Clyburn has been a vocal advocate of preserving net neutrality in the United States. In May 2017, Clyburn dissented from the Commission's issuance of a notice of proposed rulemaking to repeal net neutrality and strongly criticized the proposal. In December 2017, Clyburn (along with fellow Democratic commissioner Jessica Rosenworcel) dissented from the FCC's reversal of the 2015 Open Internet Order. The repeal measure, championed by Pai, passed in a 3-2 party line vote. Congressman Jerry McNerney had requested to deliver remarks during the hearing, but was denied. Clyburn submitted her statement as part of the record.

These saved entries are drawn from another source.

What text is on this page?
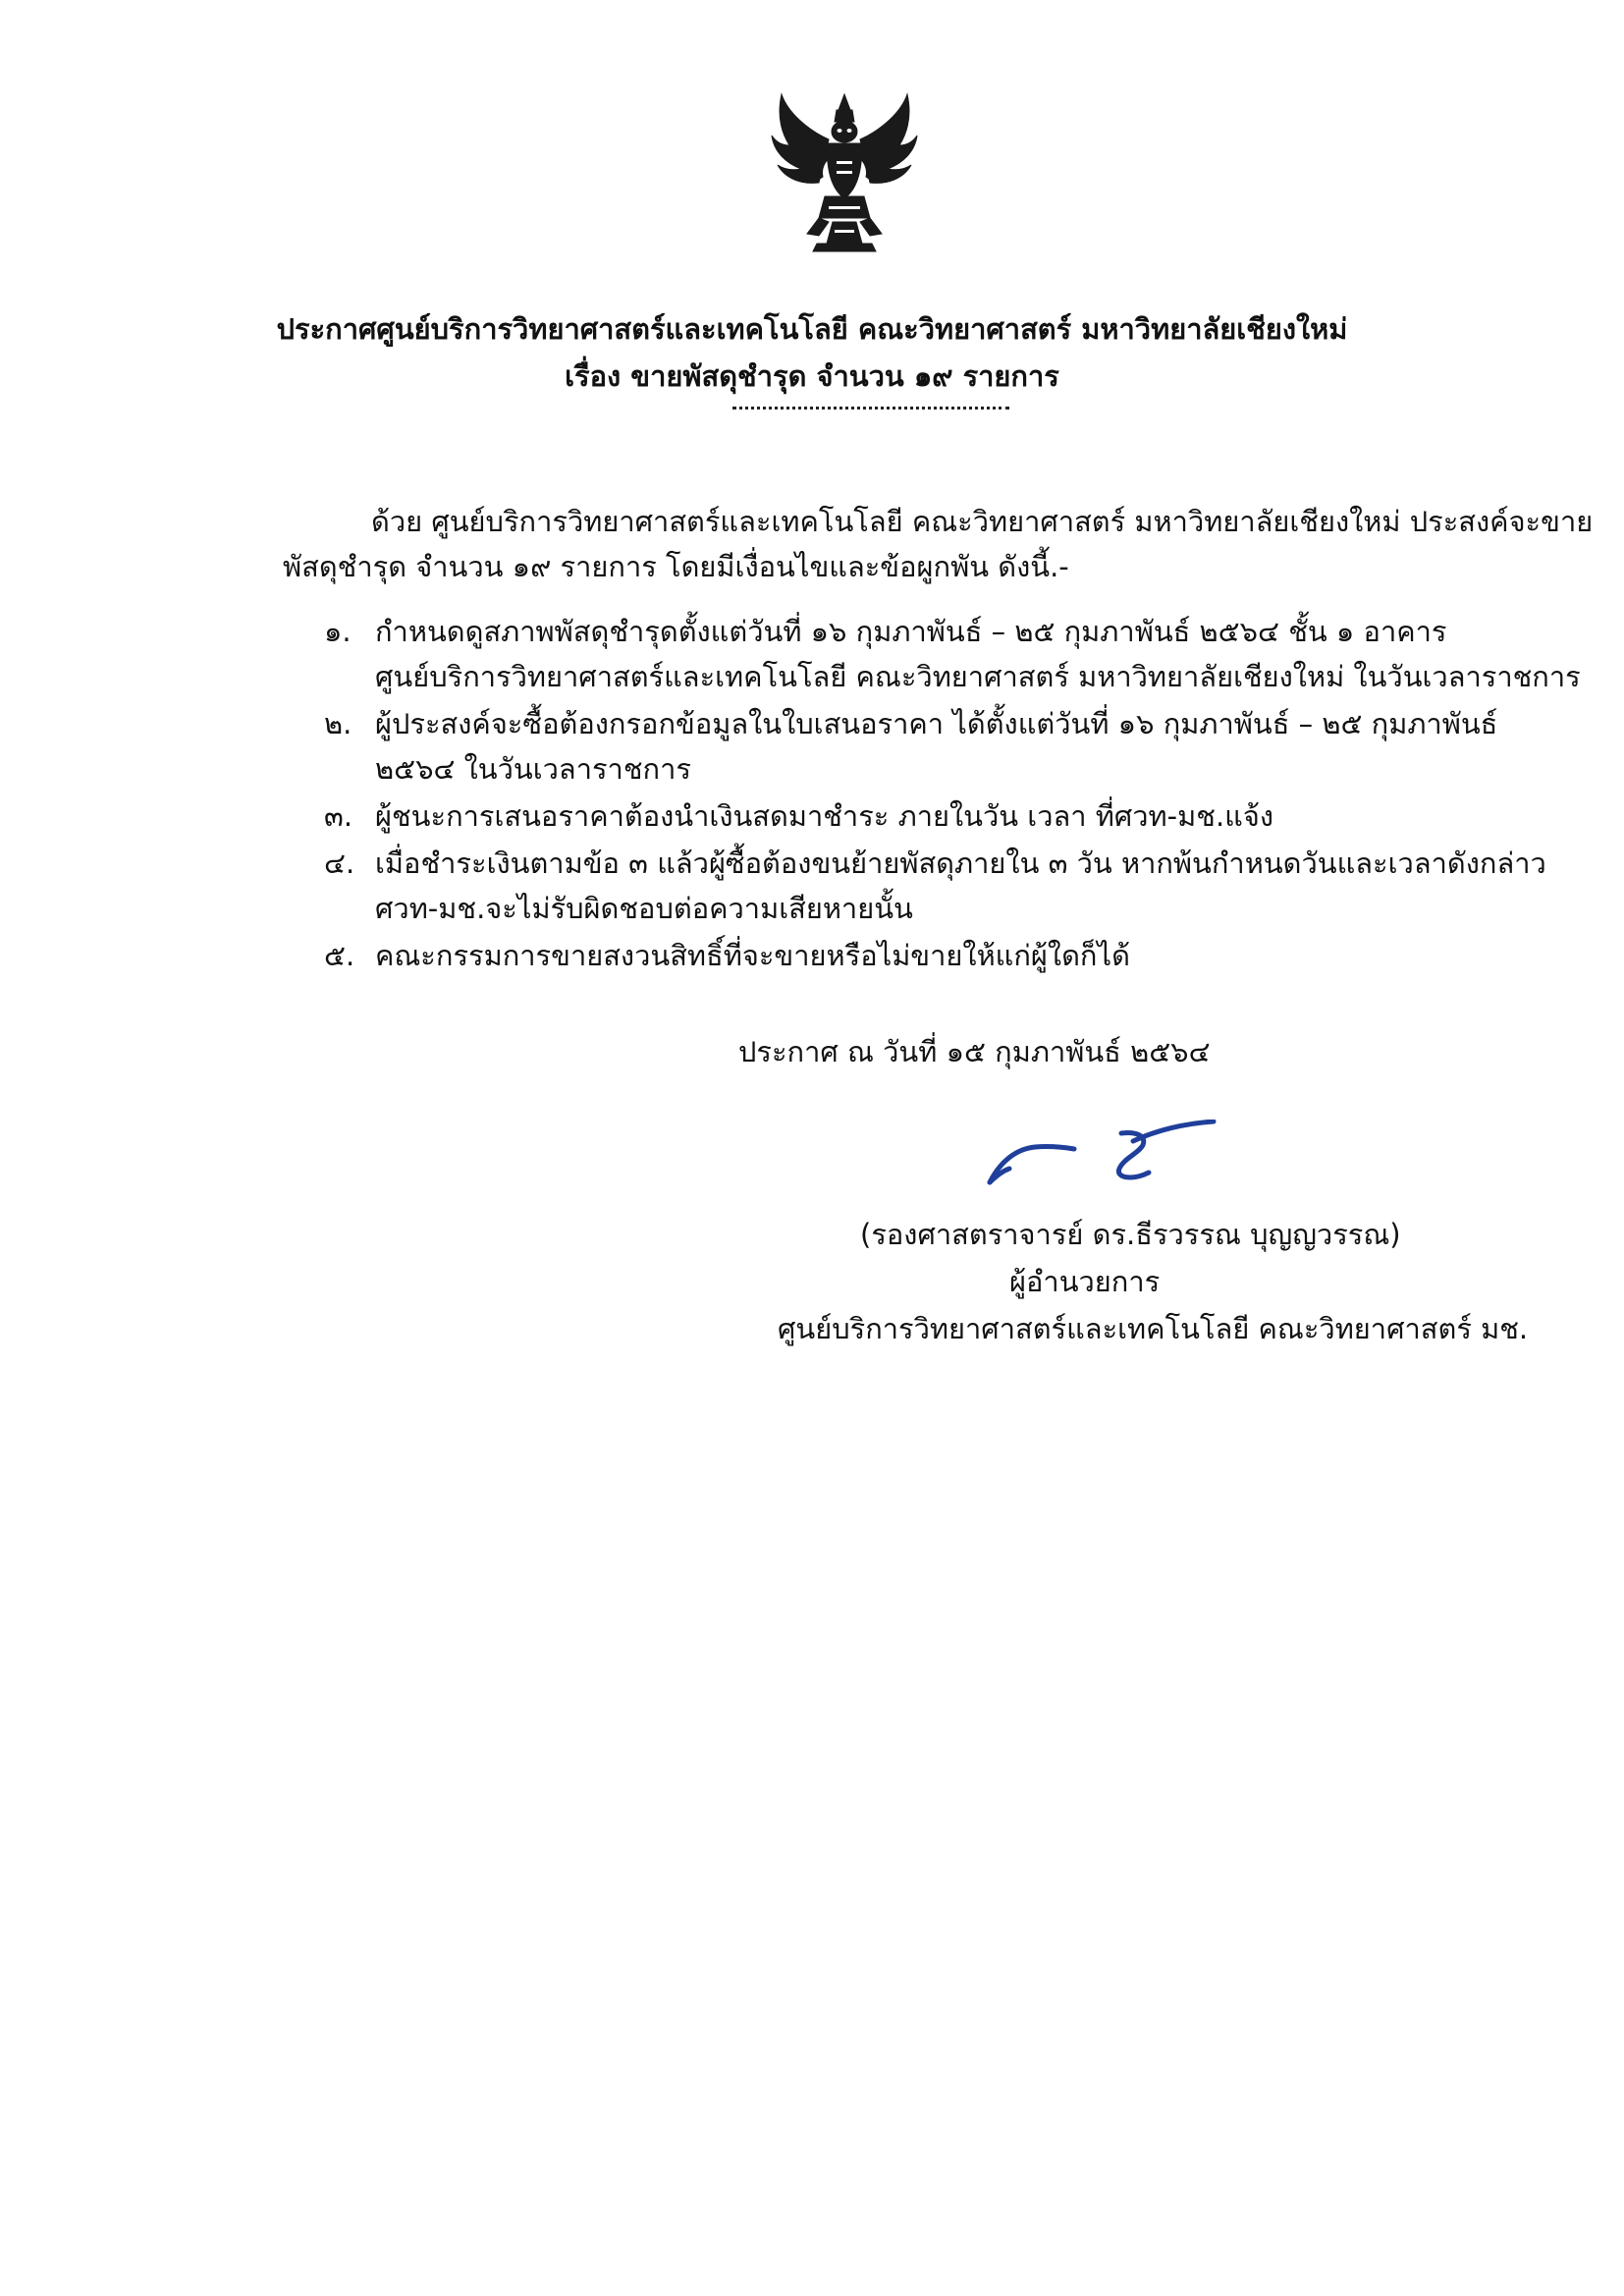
ประกาศศูนย์บริการวิทยาศาสตร์และเทคโนโลยี คณะวิทยาศาสตร์ มหาวิทยาลัยเชียงใหม่
เรื่อง ขายพัสดุชำรุด จำนวน ๑๙ รายการ
ด้วย ศูนย์บริการวิทยาศาสตร์และเทคโนโลยี คณะวิทยาศาสตร์ มหาวิทยาลัยเชียงใหม่ ประสงค์จะขาย
พัสดุชำรุด จำนวน ๑๙ รายการ โดยมีเงื่อนไขและข้อผูกพัน ดังนี้.-
๑. กำหนดดูสภาพพัสดุชำรุดตั้งแต่วันที่ ๑๖ กุมภาพันธ์ – ๒๕ กุมภาพันธ์ ๒๕๖๔ ชั้น ๑ อาคาร
ศูนย์บริการวิทยาศาสตร์และเทคโนโลยี คณะวิทยาศาสตร์ มหาวิทยาลัยเชียงใหม่ ในวันเวลาราชการ
๒. ผู้ประสงค์จะซื้อต้องกรอกข้อมูลในใบเสนอราคา ได้ตั้งแต่วันที่ ๑๖ กุมภาพันธ์ – ๒๕ กุมภาพันธ์
๒๕๖๔ ในวันเวลาราชการ
๓. ผู้ชนะการเสนอราคาต้องนำเงินสดมาชำระ ภายในวัน เวลา ที่ศวท-มช.แจ้ง
๔. เมื่อชำระเงินตามข้อ ๓ แล้วผู้ซื้อต้องขนย้ายพัสดุภายใน ๓ วัน หากพ้นกำหนดวันและเวลาดังกล่าว
ศวท-มช.จะไม่รับผิดชอบต่อความเสียหายนั้น
๕. คณะกรรมการขายสงวนสิทธิ์ที่จะขายหรือไม่ขายให้แก่ผู้ใดก็ได้
ประกาศ ณ วันที่ ๑๕ กุมภาพันธ์ ๒๕๖๔
(รองศาสตราจารย์ ดร.ธีรวรรณ บุญญวรรณ)
ผู้อำนวยการ
ศูนย์บริการวิทยาศาสตร์และเทคโนโลยี คณะวิทยาศาสตร์ มช.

==== Lifeline Program for Low-Income Consumers ====
Clyburn has also clashed with Pai over the Lifeline Program for Low-Income Consumers, a federal program that has subsidized phone access for low-income Americans since the 1980s. In 2016, Clyburn led an effort to include broadband access in the program for the first time, in order to close the digital divide. Pai countered this effort the following year, by terminating the participation of nine telecommunications companies in the program, a move that Clyburn strongly criticized.

== Post-FCC career ==
In 2018, Clyburn was appointed to the National Security Commission on Artificial Intelligence (NSCAI), which issued its final report in March 2021.

She served as President of MLC Strategies, LLC, a consulting firm, since January 2019. That same year, she was retained as an advisor to T-Mobile in connection with its merger with Sprint. Following Joe Biden's victory in the 2020 presidential election, Clyburn was named a member of his transition team.

== Personal life and recognition ==
Clyburn is a past chair of the YWCA of Greater Charleston. In 2009 she was designated a Women's History Month Honoree by the National Women's History Project.